C’est la seule façon pour elle de permettre à chacun de trouver de l’énergie et des façons de la renouveler. Cette « énergie », appelons la « humanisme ». Elle sera d’autant plus sollicitée dans l’après-crise. Pour qu’on puisse prendre appui sur elle, nous nous devons de rentrer collectivement dans une société du soin, de l’attention à l’autre et à tous les autres.

Chacun de nous a une responsabilité pour autrui. Le visage de l’autre m’appelle à répondre de lui, nous enseigne Levinas.

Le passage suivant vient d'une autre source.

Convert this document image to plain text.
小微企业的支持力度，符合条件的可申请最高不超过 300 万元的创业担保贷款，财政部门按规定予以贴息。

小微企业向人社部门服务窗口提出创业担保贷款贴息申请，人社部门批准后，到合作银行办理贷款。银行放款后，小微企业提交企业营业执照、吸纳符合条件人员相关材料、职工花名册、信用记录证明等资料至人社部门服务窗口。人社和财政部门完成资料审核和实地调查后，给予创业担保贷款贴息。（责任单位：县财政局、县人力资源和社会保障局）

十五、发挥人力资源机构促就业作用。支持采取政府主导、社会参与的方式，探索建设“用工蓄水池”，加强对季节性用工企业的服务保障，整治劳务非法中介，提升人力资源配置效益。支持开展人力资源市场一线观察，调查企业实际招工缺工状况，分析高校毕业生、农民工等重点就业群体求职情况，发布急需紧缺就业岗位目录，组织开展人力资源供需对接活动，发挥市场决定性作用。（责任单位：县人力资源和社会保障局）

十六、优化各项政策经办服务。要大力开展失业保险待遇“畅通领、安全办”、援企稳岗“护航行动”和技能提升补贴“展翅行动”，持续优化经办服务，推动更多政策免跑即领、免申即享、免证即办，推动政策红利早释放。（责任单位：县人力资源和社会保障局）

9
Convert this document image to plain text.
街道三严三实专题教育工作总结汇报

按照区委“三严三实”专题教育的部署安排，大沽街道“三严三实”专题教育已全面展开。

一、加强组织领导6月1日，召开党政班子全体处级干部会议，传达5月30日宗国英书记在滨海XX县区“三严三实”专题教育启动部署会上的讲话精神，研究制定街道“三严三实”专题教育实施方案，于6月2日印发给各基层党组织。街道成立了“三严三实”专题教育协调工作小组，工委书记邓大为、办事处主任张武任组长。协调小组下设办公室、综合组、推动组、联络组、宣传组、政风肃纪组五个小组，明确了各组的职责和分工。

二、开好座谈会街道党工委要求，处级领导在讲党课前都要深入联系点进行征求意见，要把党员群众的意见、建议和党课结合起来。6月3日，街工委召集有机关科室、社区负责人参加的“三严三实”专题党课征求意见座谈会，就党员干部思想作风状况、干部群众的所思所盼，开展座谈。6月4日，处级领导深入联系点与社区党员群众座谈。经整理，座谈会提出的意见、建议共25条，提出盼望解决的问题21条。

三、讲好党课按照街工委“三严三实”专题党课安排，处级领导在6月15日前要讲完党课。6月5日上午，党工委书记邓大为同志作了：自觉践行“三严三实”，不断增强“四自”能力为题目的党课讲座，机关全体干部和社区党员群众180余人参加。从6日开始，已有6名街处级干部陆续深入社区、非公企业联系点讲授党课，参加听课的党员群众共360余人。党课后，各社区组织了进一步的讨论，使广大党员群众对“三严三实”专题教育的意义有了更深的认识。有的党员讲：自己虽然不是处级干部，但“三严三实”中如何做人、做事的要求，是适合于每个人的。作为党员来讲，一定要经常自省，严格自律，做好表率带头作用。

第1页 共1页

Faisons quelque chose pour nous-mêmes, faisons quelque chose de nous-mêmes, faisons quelque chose pour tous ceux qui nous entourent. Que ces enseignements issus de la crise sanitaire qui nous ébranlent ne restent pas lettre morte, en sortie de crise. C’est ce que le coronavirus rappelle d’une façon crue. Mais il nous enseigne aussi que prendre la loi du marché comme seul repère, cela a assez duré.

Il n’est plus possible d’envisager de continuer comme avant… Alors bâtissons ensemble l’entreprise de demain, une entreprise de la concertation et du respect.

Chacun des salariés a un mot à dire de là où il est, il peut, il doit devenir acteur et auteur de son histoire tout autant que de l’histoire collective.